Speeding, use of crosswalks and pedestrian safety are frequent concerns throughout Stonington, Mystic, and Pawcatuck but especially in residential areas. The police department sends out traffic alerts for weekends expected to be particularly busy and the borough has slow down signs. Still residential streets such as River Crest Drive in Pawcatuck and Cutler Street in Stonington often become cut-throughs for residents and visitors seeking a quicker way to their destination.
It was similar types of residential areas in Wethersfield, Connecticut that led to the establishment in 2010 of Drive Like Your Kids Live Here. Founder Petulia Pugliares lives in a residential area near two schools. After witnessing several accidents and near misses Pugliares did some research and discovered the leading cause of death for children under 14 involved motor vehicles. She saw the need to remind drivers to be careful.
"People were just not stopping [at the stop signs], were driving too fast and were distracted," Pugliares said.
In Stonington the white retroreflective signs will be placed underneath existing road signs in areas that a task force, that includes Haberek, Police Chief J. Darren Stewart, and Public Works Director Joe Bragaw, decides are areas prone to speeding. They will also be seeking suggestions from residents.

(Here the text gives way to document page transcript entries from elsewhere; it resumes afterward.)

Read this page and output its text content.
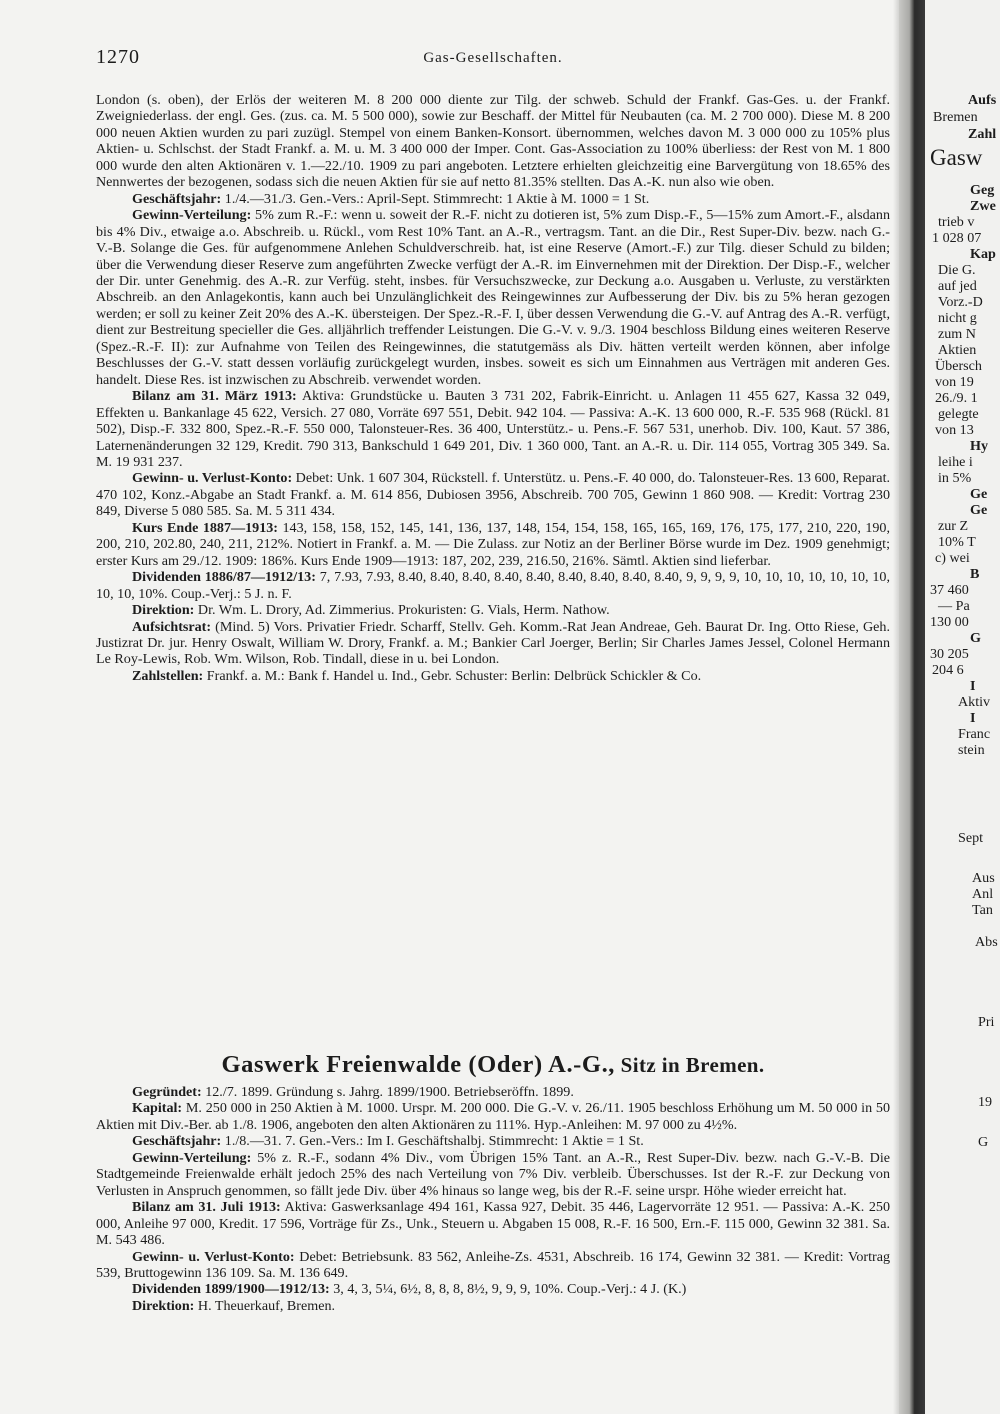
1270	Gas-Gesellschaften.

London (s. oben), der Erlös der weiteren M. 8 200 000 diente zur Tilg. der schweb. Schuld der Frankf. Gas-Ges. u. der Frankf. Zweigniederlass. der engl. Ges. (zus. ca. M. 5 500 000), sowie zur Beschaff. der Mittel für Neubauten (ca. M. 2 700 000). Diese M. 8 200 000 neuen Aktien wurden zu pari zuzügl. Stempel von einem Banken-Konsort. übernommen, welches davon M. 3 000 000 zu 105% plus Aktien- u. Schlschst. der Stadt Frankf. a. M. u. M. 3 400 000 der Imper. Cont. Gas-Association zu 100% überliess: der Rest von M. 1 800 000 wurde den alten Aktionären v. 1.—22./10. 1909 zu pari angeboten. Letztere erhielten gleichzeitig eine Barvergütung von 18.65% des Nennwertes der bezogenen, sodass sich die neuen Aktien für sie auf netto 81.35% stellten. Das A.-K. nun also wie oben.

Geschäftsjahr: 1./4.—31./3. Gen.-Vers.: April-Sept. Stimmrecht: 1 Aktie à M. 1000 = 1 St.

Gewinn-Verteilung: 5% zum R.-F.: wenn u. soweit der R.-F. nicht zu dotieren ist, 5% zum Disp.-F., 5—15% zum Amort.-F., alsdann bis 4% Div., etwaige a.o. Abschreib. u. Rückl., vom Rest 10% Tant. an A.-R., vertragsm. Tant. an die Dir., Rest Super-Div. bezw. nach G.-V.-B. Solange die Ges. für aufgenommene Anlehen Schuldverschreib. hat, ist eine Reserve (Amort.-F.) zur Tilg. dieser Schuld zu bilden; über die Verwendung dieser Reserve zum angeführten Zwecke verfügt der A.-R. im Einvernehmen mit der Direktion. Der Disp.-F., welcher der Dir. unter Genehmig. des A.-R. zur Verfüg. steht, insbes. für Versuchszwecke, zur Deckung a.o. Ausgaben u. Verluste, zu verstärkten Abschreib. an den Anlagekontis, kann auch bei Unzulänglichkeit des Reingewinnes zur Aufbesserung der Div. bis zu 5% heran gezogen werden; er soll zu keiner Zeit 20% des A.-K. übersteigen. Der Spez.-R.-F. I, über dessen Verwendung die G.-V. auf Antrag des A.-R. verfügt, dient zur Bestreitung specieller die Ges. alljährlich treffender Leistungen. Die G.-V. v. 9./3. 1904 beschloss Bildung eines weiteren Reserve (Spez.-R.-F. II): zur Aufnahme von Teilen des Reingewinnes, die statutgemäss als Div. hätten verteilt werden können, aber infolge Beschlusses der G.-V. statt dessen vorläufig zurückgelegt wurden, insbes. soweit es sich um Einnahmen aus Verträgen mit anderen Ges. handelt. Diese Res. ist inzwischen zu Abschreib. verwendet worden.

Bilanz am 31. März 1913: Aktiva: Grundstücke u. Bauten 3 731 202, Fabrik-Einricht. u. Anlagen 11 455 627, Kassa 32 049, Effekten u. Bankanlage 45 622, Versich. 27 080, Vorräte 697 551, Debit. 942 104. — Passiva: A.-K. 13 600 000, R.-F. 535 968 (Rückl. 81 502), Disp.-F. 332 800, Spez.-R.-F. 550 000, Talonsteuer-Res. 36 400, Unterstütz.- u. Pens.-F. 567 531, unerhob. Div. 100, Kaut. 57 386, Laternenänderungen 32 129, Kredit. 790 313, Bankschuld 1 649 201, Div. 1 360 000, Tant. an A.-R. u. Dir. 114 055, Vortrag 305 349. Sa. M. 19 931 237.

Gewinn- u. Verlust-Konto: Debet: Unk. 1 607 304, Rückstell. f. Unterstütz. u. Pens.-F. 40 000, do. Talonsteuer-Res. 13 600, Reparat. 470 102, Konz.-Abgabe an Stadt Frankf. a. M. 614 856, Dubiosen 3956, Abschreib. 700 705, Gewinn 1 860 908. — Kredit: Vortrag 230 849, Diverse 5 080 585. Sa. M. 5 311 434.

Kurs Ende 1887—1913: 143, 158, 158, 152, 145, 141, 136, 137, 148, 154, 154, 158, 165, 165, 169, 176, 175, 177, 210, 220, 190, 200, 210, 202.80, 240, 211, 212%. Notiert in Frankf. a. M. — Die Zulass. zur Notiz an der Berliner Börse wurde im Dez. 1909 genehmigt; erster Kurs am 29./12. 1909: 186%. Kurs Ende 1909—1913: 187, 202, 239, 216.50, 216%. Sämtl. Aktien sind lieferbar.

Dividenden 1886/87—1912/13: 7, 7.93, 7.93, 8.40, 8.40, 8.40, 8.40, 8.40, 8.40, 8.40, 8.40, 8.40, 9, 9, 9, 9, 10, 10, 10, 10, 10, 10, 10, 10, 10, 10%. Coup.-Verj.: 5 J. n. F.

Direktion: Dr. Wm. L. Drory, Ad. Zimmerius. Prokuristen: G. Vials, Herm. Nathow.

Aufsichtsrat: (Mind. 5) Vors. Privatier Friedr. Scharff, Stellv. Geh. Komm.-Rat Jean Andreae, Geh. Baurat Dr. Ing. Otto Riese, Geh. Justizrat Dr. jur. Henry Oswalt, William W. Drory, Frankf. a. M.; Bankier Carl Joerger, Berlin; Sir Charles James Jessel, Colonel Hermann Le Roy-Lewis, Rob. Wm. Wilson, Rob. Tindall, diese in u. bei London.

Zahlstellen: Frankf. a. M.: Bank f. Handel u. Ind., Gebr. Schuster: Berlin: Delbrück Schickler & Co.

Gaswerk Freienwalde (Oder) A.-G., Sitz in Bremen.

Gegründet: 12./7. 1899. Gründung s. Jahrg. 1899/1900. Betriebseröffn. 1899.

Kapital: M. 250 000 in 250 Aktien à M. 1000. Urspr. M. 200 000. Die G.-V. v. 26./11. 1905 beschloss Erhöhung um M. 50 000 in 50 Aktien mit Div.-Ber. ab 1./8. 1906, angeboten den alten Aktionären zu 111%. Hyp.-Anleihen: M. 97 000 zu 4½%.

Geschäftsjahr: 1./8.—31. 7. Gen.-Vers.: Im I. Geschäftshalbj. Stimmrecht: 1 Aktie = 1 St.

Gewinn-Verteilung: 5% z. R.-F., sodann 4% Div., vom Übrigen 15% Tant. an A.-R., Rest Super-Div. bezw. nach G.-V.-B. Die Stadtgemeinde Freienwalde erhält jedoch 25% des nach Verteilung von 7% Div. verbleib. Überschusses. Ist der R.-F. zur Deckung von Verlusten in Anspruch genommen, so fällt jede Div. über 4% hinaus so lange weg, bis der R.-F. seine urspr. Höhe wieder erreicht hat.

Bilanz am 31. Juli 1913: Aktiva: Gaswerksanlage 494 161, Kassa 927, Debit. 35 446, Lagervorräte 12 951. — Passiva: A.-K. 250 000, Anleihe 97 000, Kredit. 17 596, Vorträge für Zs., Unk., Steuern u. Abgaben 15 008, R.-F. 16 500, Ern.-F. 115 000, Gewinn 32 381. Sa. M. 543 486.

Gewinn- u. Verlust-Konto: Debet: Betriebsunk. 83 562, Anleihe-Zs. 4531, Abschreib. 16 174, Gewinn 32 381. — Kredit: Vortrag 539, Bruttogewinn 136 109. Sa. M. 136 649.

Dividenden 1899/1900—1912/13: 3, 4, 3, 5¼, 6½, 8, 8, 8, 8½, 9, 9, 9, 10%. Coup.-Verj.: 4 J. (K.)

Direktion: H. Theuerkauf, Bremen.

Aufs
Bremen
Zahl
Gasw
Geg
Zwe
trieb v
1 028 07
Kap
Die G.
auf jed
Vorz.-D
nicht g
zum N
Aktien
Übersch
von 19
26./9. 1
gelegte
von 13
Hy
leihe i
in 5%
Ge
Ge
zur Z
10% T
c) wei
B
37 460
— Pa
130 00
G
30 205
204 6
I
Aktiv
I
Franc
stein
Sept
Aus
Anl
Tan
Abs
Pri
19
G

"We'll pick certain areas and see what works," Bragaw said. "If you flood out too many signs it defeats the purpose of the signs."
The town expects the signs will go up within the next two weeks and Drive Like Your Kids Live Here is also donating "Drive Like Your Kids Live Here," magnets that will go on the back of the town's highway department trucks.
"It will create more of an awareness," Haberek said.
The signs began as yard signs but Pugliares hopes towns and cities will adopt not just the signs to install but also programs to raise awareness of the issue.
"It's a new fresh face of child safety," Pugliares said. "A message that hits home."